En effet, la direction centrale de la police aux frontières dispose d'un parc roulant comprenant 946 véhicules.
Or, en 2001, les besoins exprimés dans le cadre des créations de services ont porté sur 35 véhicules , mais seuls 16 véhicules ont pu être commandés en fonction des crédits accordés, soit 46 % et seulement 8 avaient été livrés à la fin du premier semestre 2002.
Par ailleurs, alors que 263 véhicules étaient renouvelables en 2001, seuls 164 d'entre eux ont été retenus, soit 62 % , et seuls 86 % de ces véhicules avaient été livrés à la fin du premier semestre 2002.
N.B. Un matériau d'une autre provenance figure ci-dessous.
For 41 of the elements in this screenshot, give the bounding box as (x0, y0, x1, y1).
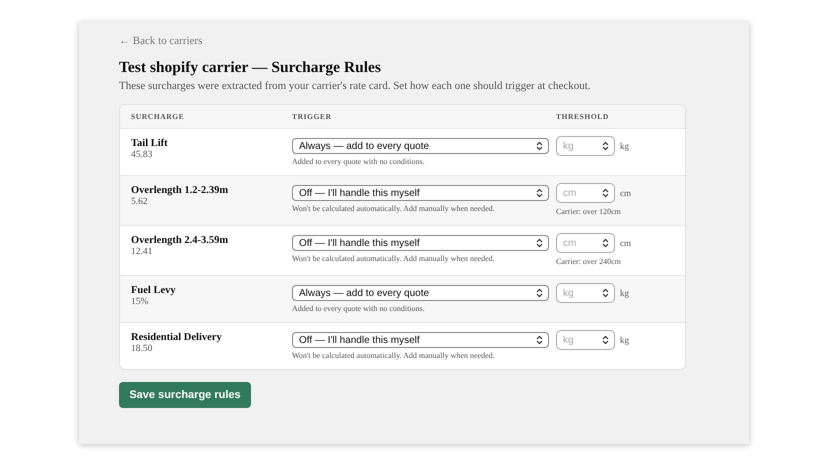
page-title: Test shopify carrier — Surcharge Rules (119, 59, 381, 77)
surcharge-amount: 5.62 (131, 197, 148, 207)
trigger-note: Won't be calculated automatically. Add manually when needed. (292, 204, 495, 213)
trigger-select[interactable]: Off — I'll handle this myself (292, 235, 549, 251)
back-link[interactable]: ← Back to carriers (119, 35, 202, 47)
unit-label: kg (620, 288, 629, 298)
unit-label: kg (620, 141, 629, 151)
trigger-note: Added to every quote with no conditions. (292, 157, 425, 166)
carrier-note: Carrier: over 120cm (556, 207, 621, 216)
trigger-note: Won't be calculated automatically. Add manually when needed. (292, 254, 495, 263)
surcharge-name: Fuel Levy (131, 285, 176, 296)
surcharge-amount: 18.50 (131, 344, 152, 354)
chevron-icon (602, 288, 609, 298)
chevron-icon (602, 238, 609, 248)
surcharge-name: Residential Delivery (131, 332, 222, 343)
surcharge-name: Overlength 1.2-2.39m (131, 185, 228, 196)
surcharge-name: Tail Lift (131, 138, 168, 149)
unit-label: cm (620, 238, 631, 248)
surcharge-amount: 45.83 (131, 150, 152, 160)
chevron-icon (602, 188, 609, 198)
chevron-icon (602, 141, 609, 151)
trigger-note: Won't be calculated automatically. Add manually when needed. (292, 351, 495, 360)
trigger-select[interactable]: Always — add to every quote (292, 285, 549, 301)
trigger-select[interactable]: Always — add to every quote (292, 138, 549, 154)
trigger-note: Added to every quote with no conditions. (292, 304, 425, 313)
chevron-icon (536, 188, 543, 198)
save-button[interactable]: Save surcharge rules (119, 382, 251, 408)
unit-label: cm (620, 188, 631, 198)
surcharge-amount: 12.41 (131, 247, 152, 257)
trigger-select[interactable]: Off — I'll handle this myself (292, 332, 549, 348)
surcharge-amount: 15% (131, 297, 148, 307)
surcharge-name: Overlength 2.4-3.59m (131, 235, 228, 246)
chevron-icon (602, 335, 609, 345)
chevron-icon (536, 288, 543, 298)
trigger-select[interactable]: Off — I'll handle this myself (292, 185, 549, 201)
unit-label: kg (620, 335, 629, 345)
chevron-icon (536, 141, 543, 151)
carrier-note: Carrier: over 240cm (556, 257, 621, 266)
page-description: These surcharges were extracted from your carrier's rate card. Set how each one should trigger at checkout. (119, 80, 591, 92)
chevron-icon (536, 335, 543, 345)
chevron-icon (536, 238, 543, 248)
De même, en 2002, les besoins exprimés dans le cadre des créations de services ont porté sur 27 véhicules , mais seuls 19 véhicules ont pu être commandés en fonction des crédits accordés, soit 70 % et aucun de ces véhicules n'avait été livré à la fin du premier semestre 2002, les délégations de crédits ne devant intervenir qu'à la fin du mois de juillet 2002.
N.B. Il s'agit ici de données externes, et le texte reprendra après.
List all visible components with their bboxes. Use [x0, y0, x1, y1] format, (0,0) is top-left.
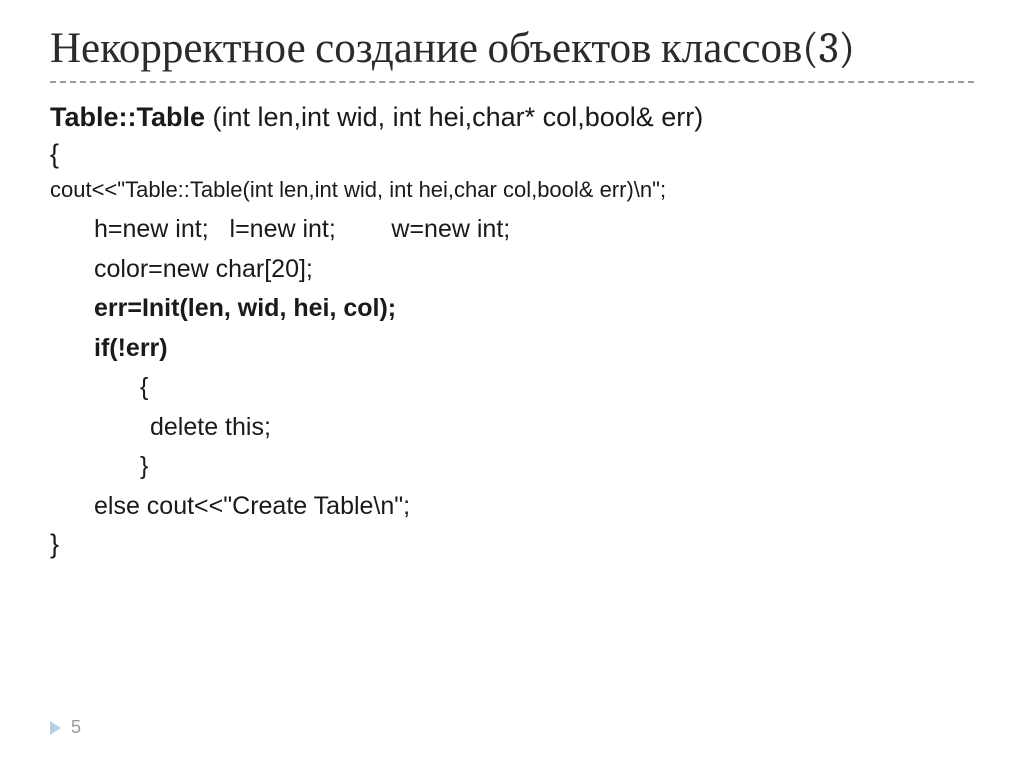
divider — [50, 81, 974, 83]
code-block: h=new int; l=new int; w=new int; color=n… — [50, 210, 974, 526]
constructor-signature: Table::Table (int len,int wid, int hei,c… — [50, 99, 974, 135]
code-line-if: if(!err) — [50, 329, 974, 369]
code-line-color: color=new char[20]; — [50, 250, 974, 290]
brace-close-inner: } — [50, 447, 974, 487]
code-line-cout: cout<<"Table::Table(int len,int wid, int… — [50, 174, 974, 206]
alloc-w: w=new int; — [391, 215, 510, 243]
play-icon — [50, 721, 61, 735]
close-brace: } — [50, 526, 974, 562]
alloc-l: l=new int; — [230, 215, 336, 243]
slide: Некорректное создание объектов классов(3… — [0, 0, 1024, 768]
open-brace: { — [50, 136, 974, 172]
code-line-delete: delete this; — [50, 408, 974, 448]
signature-params: (int len,int wid, int hei,char* col,bool… — [205, 102, 703, 132]
code-line-err: err=Init(len, wid, hei, col); — [50, 289, 974, 329]
footer: 5 — [50, 717, 81, 738]
code-line-alloc: h=new int; l=new int; w=new int; — [50, 210, 974, 250]
signature-bold: Table::Table — [50, 102, 205, 132]
slide-title: Некорректное создание объектов классов(3… — [50, 24, 974, 73]
brace-open-inner: { — [50, 368, 974, 408]
page-number: 5 — [71, 717, 81, 738]
alloc-h: h=new int; — [94, 215, 209, 243]
code-line-else: else cout<<"Create Table\n"; — [50, 487, 974, 527]
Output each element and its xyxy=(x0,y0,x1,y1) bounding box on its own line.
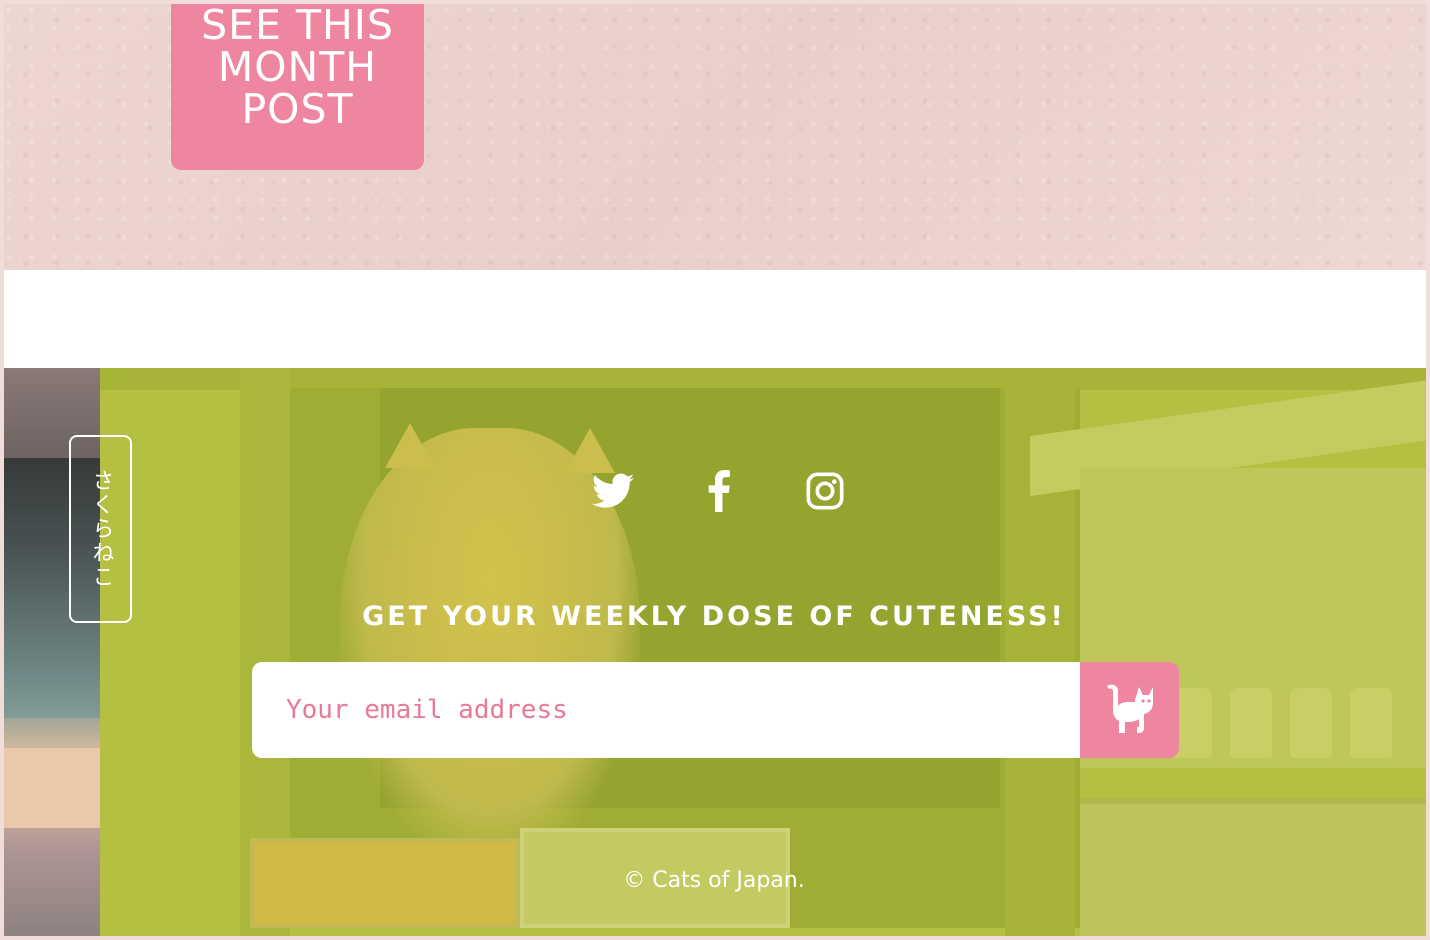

Par ailleurs, alors que 231 véhicules étaient renouvelables en 2001, seuls 87 d'entre eux ont été retenus, soit 38 % , et seuls 86 % de ces véhicules avaient été livrés à la fin du premier semestre 2002.
L'accélération du renouvellement du parc automobile de la police aux frontières est pourtant rendue nécessaire par l'intensification des contrôles en mobilité dans la bande frontalière des 20 kilomètres, par l'augmentation du nombre des escortes et des transferts des étrangers en instance d'éloignement, ainsi que par le recentrage des activités des personnels de la police aux frontières sur les aires urbaines.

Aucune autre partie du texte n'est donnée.